Local officials listen to new Vail housing initiative

Would you sell a deed restriction on your free market house?

By Mark Reaman

While Crested Butte’s affordable housing problem is not exactly like Vail’s, there could be lessons learned from some Vail initiatives. On Monday, June 17 representatives of the Crested Butte Town Council, the Gunnison Valley Rural Housing Authority and Mt. Crested Butte gathered to listen to Vail’s director of housing explain a relatively new program that basically buys deed restrictions on existing or new free market housing.

George Ruther delved into the 18-month-old Vail InDEED program that incentivizes homeowners to deed-restrict their property in exchange for cash. Vail hopes to acquire an additional 1,000 deed-restricted units by 2027. InDEED is one of the tools to accomplish that goal.

Ruther said a shift in the housing discussion took place when the mission was changed from just adding more affordable and workforce housing to “sustaining community through the creation and support of Resident Housing in Vail. It made a difference in the overall conversation. Plus everyone understands you can’t build your way out of the housing problem.”

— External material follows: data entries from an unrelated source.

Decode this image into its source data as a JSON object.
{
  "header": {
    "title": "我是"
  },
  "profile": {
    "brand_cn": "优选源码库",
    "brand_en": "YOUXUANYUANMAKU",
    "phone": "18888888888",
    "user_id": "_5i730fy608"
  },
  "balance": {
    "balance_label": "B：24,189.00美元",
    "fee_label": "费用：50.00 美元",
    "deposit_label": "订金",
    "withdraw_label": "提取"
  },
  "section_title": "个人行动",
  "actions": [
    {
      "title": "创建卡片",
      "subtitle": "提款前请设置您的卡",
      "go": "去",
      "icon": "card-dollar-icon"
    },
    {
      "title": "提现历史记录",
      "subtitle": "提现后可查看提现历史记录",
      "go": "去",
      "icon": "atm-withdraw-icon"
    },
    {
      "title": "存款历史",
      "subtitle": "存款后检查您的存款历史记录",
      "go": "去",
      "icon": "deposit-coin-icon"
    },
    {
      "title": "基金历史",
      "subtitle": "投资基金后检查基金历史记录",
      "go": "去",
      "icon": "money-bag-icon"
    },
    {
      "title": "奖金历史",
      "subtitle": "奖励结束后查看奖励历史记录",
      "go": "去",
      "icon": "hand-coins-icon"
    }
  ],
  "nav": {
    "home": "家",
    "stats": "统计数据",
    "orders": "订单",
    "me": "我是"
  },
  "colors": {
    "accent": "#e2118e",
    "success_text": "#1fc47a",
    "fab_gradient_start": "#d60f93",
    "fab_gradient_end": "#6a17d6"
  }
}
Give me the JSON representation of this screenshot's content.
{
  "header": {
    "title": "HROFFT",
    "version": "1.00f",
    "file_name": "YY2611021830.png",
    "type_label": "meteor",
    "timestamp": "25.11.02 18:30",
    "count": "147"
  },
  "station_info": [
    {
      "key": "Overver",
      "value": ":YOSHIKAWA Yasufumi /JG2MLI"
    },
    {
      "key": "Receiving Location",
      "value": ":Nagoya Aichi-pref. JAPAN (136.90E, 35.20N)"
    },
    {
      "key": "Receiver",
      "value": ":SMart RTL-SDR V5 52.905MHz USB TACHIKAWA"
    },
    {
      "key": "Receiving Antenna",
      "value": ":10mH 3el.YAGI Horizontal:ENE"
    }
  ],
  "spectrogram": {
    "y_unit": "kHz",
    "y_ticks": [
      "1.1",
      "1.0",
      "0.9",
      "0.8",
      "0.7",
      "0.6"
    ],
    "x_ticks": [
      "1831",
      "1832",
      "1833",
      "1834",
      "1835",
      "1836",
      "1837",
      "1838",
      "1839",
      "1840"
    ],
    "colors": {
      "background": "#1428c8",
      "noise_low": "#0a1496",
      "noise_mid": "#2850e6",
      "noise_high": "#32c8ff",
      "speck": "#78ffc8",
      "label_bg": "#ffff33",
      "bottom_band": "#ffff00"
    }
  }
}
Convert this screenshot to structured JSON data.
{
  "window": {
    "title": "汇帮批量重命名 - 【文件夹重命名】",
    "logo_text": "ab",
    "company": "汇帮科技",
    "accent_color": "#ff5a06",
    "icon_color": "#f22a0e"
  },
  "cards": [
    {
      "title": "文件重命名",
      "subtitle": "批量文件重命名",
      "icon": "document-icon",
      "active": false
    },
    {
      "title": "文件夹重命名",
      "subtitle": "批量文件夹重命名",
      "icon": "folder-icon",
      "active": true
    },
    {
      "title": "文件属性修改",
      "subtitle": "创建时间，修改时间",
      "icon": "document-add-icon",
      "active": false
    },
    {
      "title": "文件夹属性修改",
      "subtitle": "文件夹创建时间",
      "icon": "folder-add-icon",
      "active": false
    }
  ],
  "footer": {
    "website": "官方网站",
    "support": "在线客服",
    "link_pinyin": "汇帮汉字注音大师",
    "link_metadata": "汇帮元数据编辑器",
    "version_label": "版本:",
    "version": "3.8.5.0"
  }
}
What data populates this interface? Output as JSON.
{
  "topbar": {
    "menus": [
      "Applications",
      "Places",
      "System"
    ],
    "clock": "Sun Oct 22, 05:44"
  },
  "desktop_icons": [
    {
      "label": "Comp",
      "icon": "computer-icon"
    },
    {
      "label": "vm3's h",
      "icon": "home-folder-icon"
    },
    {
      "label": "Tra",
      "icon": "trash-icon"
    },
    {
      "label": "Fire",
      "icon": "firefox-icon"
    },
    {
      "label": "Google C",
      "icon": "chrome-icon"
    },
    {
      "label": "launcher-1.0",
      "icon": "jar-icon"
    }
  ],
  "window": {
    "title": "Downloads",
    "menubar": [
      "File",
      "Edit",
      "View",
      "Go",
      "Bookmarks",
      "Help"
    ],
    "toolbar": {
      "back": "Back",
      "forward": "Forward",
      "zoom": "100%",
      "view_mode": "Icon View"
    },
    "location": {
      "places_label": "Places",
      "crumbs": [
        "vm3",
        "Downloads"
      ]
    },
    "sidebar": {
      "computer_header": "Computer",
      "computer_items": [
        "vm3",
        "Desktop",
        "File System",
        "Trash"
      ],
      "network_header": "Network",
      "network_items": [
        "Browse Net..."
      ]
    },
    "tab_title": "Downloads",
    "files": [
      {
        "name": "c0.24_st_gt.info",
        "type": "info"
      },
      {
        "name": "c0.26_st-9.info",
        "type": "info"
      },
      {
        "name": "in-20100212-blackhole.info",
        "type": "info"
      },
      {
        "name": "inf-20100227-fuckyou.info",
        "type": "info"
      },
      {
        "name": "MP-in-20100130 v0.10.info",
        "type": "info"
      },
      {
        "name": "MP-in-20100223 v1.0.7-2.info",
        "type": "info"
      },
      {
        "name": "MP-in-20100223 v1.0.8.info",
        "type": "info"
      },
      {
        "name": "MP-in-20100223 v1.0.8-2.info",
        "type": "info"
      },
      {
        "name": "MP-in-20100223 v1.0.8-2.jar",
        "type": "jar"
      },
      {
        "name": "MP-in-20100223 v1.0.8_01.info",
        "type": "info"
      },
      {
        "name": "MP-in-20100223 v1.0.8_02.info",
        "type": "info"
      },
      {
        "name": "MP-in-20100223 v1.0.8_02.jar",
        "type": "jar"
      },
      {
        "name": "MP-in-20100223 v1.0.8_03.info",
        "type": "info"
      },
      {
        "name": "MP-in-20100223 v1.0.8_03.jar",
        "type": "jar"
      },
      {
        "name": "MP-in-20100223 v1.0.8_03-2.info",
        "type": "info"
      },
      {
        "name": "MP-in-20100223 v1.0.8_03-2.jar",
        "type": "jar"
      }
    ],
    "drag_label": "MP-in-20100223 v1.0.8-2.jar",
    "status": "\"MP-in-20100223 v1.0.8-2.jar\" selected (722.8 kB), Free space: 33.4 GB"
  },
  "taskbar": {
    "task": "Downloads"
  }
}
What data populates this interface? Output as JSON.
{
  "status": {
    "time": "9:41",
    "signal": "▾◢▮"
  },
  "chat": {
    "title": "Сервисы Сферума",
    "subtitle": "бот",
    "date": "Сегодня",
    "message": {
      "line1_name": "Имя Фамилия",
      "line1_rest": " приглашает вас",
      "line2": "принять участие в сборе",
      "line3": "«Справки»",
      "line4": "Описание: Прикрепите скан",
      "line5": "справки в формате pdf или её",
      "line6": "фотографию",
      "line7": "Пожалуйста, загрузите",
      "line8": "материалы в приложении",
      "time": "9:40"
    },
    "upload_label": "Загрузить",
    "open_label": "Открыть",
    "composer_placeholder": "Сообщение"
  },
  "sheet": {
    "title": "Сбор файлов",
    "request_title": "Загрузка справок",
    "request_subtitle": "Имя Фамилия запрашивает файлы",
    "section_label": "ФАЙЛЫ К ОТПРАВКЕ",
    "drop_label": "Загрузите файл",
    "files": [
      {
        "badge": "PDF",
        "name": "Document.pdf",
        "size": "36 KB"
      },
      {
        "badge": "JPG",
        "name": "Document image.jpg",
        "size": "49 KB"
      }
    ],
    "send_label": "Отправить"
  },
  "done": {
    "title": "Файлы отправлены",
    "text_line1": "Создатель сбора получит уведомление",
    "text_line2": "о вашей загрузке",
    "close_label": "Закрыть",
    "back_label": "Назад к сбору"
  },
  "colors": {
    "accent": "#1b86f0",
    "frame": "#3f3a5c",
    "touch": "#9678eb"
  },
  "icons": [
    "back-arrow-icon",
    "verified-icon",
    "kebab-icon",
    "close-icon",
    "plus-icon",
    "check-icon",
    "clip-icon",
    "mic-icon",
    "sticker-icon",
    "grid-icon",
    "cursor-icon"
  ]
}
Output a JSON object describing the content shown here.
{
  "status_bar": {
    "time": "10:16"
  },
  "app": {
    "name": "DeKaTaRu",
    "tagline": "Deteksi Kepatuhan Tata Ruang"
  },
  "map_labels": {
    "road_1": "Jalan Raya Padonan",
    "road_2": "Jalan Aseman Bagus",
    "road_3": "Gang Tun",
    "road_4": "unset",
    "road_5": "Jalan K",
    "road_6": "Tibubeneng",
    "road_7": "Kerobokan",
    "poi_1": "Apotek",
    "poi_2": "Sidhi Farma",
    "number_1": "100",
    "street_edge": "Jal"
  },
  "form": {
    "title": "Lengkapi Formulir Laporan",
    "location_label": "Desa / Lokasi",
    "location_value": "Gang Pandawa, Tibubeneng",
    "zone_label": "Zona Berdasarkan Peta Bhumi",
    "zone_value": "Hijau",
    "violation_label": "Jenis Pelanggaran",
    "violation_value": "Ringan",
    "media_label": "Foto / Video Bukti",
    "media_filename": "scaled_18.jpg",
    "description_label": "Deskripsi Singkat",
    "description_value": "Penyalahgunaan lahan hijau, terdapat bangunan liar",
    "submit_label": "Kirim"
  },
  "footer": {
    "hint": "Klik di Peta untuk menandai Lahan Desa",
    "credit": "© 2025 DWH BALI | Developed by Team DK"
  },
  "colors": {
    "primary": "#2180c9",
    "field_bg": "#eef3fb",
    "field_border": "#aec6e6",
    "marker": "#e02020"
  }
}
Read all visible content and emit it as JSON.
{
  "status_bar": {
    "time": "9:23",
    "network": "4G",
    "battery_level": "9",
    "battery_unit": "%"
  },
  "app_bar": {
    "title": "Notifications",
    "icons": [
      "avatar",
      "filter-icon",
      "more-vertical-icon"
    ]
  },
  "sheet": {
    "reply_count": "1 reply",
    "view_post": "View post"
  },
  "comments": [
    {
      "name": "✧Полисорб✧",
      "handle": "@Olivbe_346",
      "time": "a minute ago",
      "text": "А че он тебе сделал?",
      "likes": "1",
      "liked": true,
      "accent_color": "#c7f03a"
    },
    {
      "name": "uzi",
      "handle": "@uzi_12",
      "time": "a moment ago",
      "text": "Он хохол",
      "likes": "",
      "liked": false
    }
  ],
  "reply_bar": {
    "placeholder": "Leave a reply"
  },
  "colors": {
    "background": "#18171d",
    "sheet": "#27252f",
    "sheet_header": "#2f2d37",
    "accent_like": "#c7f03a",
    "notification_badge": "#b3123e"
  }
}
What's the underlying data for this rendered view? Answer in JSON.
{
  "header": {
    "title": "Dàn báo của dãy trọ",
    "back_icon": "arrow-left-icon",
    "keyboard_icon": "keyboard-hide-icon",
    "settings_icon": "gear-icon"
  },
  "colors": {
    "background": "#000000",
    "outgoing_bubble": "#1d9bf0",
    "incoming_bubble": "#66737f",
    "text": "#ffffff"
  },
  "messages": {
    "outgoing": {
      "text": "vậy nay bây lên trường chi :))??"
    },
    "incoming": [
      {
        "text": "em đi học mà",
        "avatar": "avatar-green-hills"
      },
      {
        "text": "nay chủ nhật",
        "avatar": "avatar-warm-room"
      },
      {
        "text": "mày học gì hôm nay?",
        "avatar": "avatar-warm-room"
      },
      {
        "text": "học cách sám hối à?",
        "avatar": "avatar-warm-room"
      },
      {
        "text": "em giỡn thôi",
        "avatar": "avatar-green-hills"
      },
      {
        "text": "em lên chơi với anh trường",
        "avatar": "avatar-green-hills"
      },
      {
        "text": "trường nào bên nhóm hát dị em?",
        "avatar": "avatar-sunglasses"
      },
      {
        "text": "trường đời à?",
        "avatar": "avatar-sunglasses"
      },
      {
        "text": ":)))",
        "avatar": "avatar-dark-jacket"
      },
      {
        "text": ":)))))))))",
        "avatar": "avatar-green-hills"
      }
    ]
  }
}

So Ruther said officials looked for out-of-the-box solutions and Vail InDEED was one that has so far worked. He said 114 such deed restrictions have been acquired for a total of 166 bedrooms. The town purchases deed restrictions in a free market type of environment and keeps those deed restrictions simple but tight.

“Why would someone deed-restrict their house?” Ruther asked. “There are a variety of reasons. A lot of first-time homebuyers applied to the program. They can make the monthly payments perhaps but not come up with a down payment. We can act like the rich uncle and help them with that. There is a growing acceptance that to live in Vail you have to be very wealthy or live in a deed-restricted unit. Secondly, local employers are purchasing properties to house their workers and using the program to offset the cost. We have had a homeowner facing a major assessment in her condo complex use the program to come up with the cash for the assessment. Long-term investors looking for consistent cash flow through long-term rentals are applying. We don’t care who owns the property or the deed restriction. We want locals living in the units.”

To achieve that, the deed restrictions are not onerous. The property has to be a primary residence for an owner or renter and there is 100 percent annual verification. There is no price appreciation cap placed on the property. There are no income limits involved. The restrictions are attached as a covenant on the title and will survive a foreclosure.

“How do you do that?” asked GVRHA executive director Jennifer Kermode. “We can’t get our lending institutions to keep the deed restrictions in foreclosure.”

Ruther said it wasn’t easy but once he explained to the lending officers at FirstBank that the town did not have a lien on the property and the town had no interest in pursuing any cash in a foreclosure but simply wanted the deed restriction kept on the title, they agreed. He then reached out to other lending institutions and they too followed suit. “They are getting a better understanding of lending in this type of market,” he said.

According to Ruther the town purchases a deed restriction at from 15 percent to 20 percent of the free market value of a residential unit. The units are basically appraised and the owner and the town negotiate a price. “It is a real estate deal. There is a willing buyer and a willing seller. There is no formula. The price varies on a whole series of factors,” he said. “About 70 percent of the time we are able to come to terms with an applicant. The program isn’t right for everyone.”

The average cost of deed restriction purchase has been about $64,000. The program has involved everything from studio condominiums to larger, three-bedroom homes. The town has so far spent about $7.5 million on the program.

“The program was meant to be simple and the goal was to create and keep homes for local residents to live in Vail,” said Ruther. He estimates the program is about 35 percent to 40 percent new residents. “The program is meant to be forward thinking,” he said. “It may not bring in all new workers but it keeps units from going into the second homeowner pool when it goes up for sale, which happens the majority of the time.”

Crested Butte community development director Michael Yerman noted that adding more strenuous restrictions to the covenant would result in the need for a higher price.

The audience asked several questions about the program and Ruther defended the no-income-limit aspect of the program. “The average house price in Vail is now $1.6 million. But it’s not just about affordability, it’s about availability,” he said, noting that that applies to people of both high and low income. “We want people with all sorts of jobs to live in Vail.”

Local housing consultant Willa Williford said while the Vail housing situation was different from Crested Butte’s, the program provided a potential new tool. She said a similar sort of program was part of Boulder’s initiative for a while to help first-time homebuyers with down payments. She said Boulder moved away from that program to focus more on rental units. “Crested Butte has fewer condos than Vail and there are more single-family homes in a historic district so there are different challenges. It would be a big policy decision for town to use this type of program.”

“Addressing housing is an investment in the long-term sustainability of any resort community. There have to be different tools,” Ruther said. “I tell people one change the neighbors might see with this type of program is that their neighbor’s porch light might be on year-round instead of just two weeks a year.”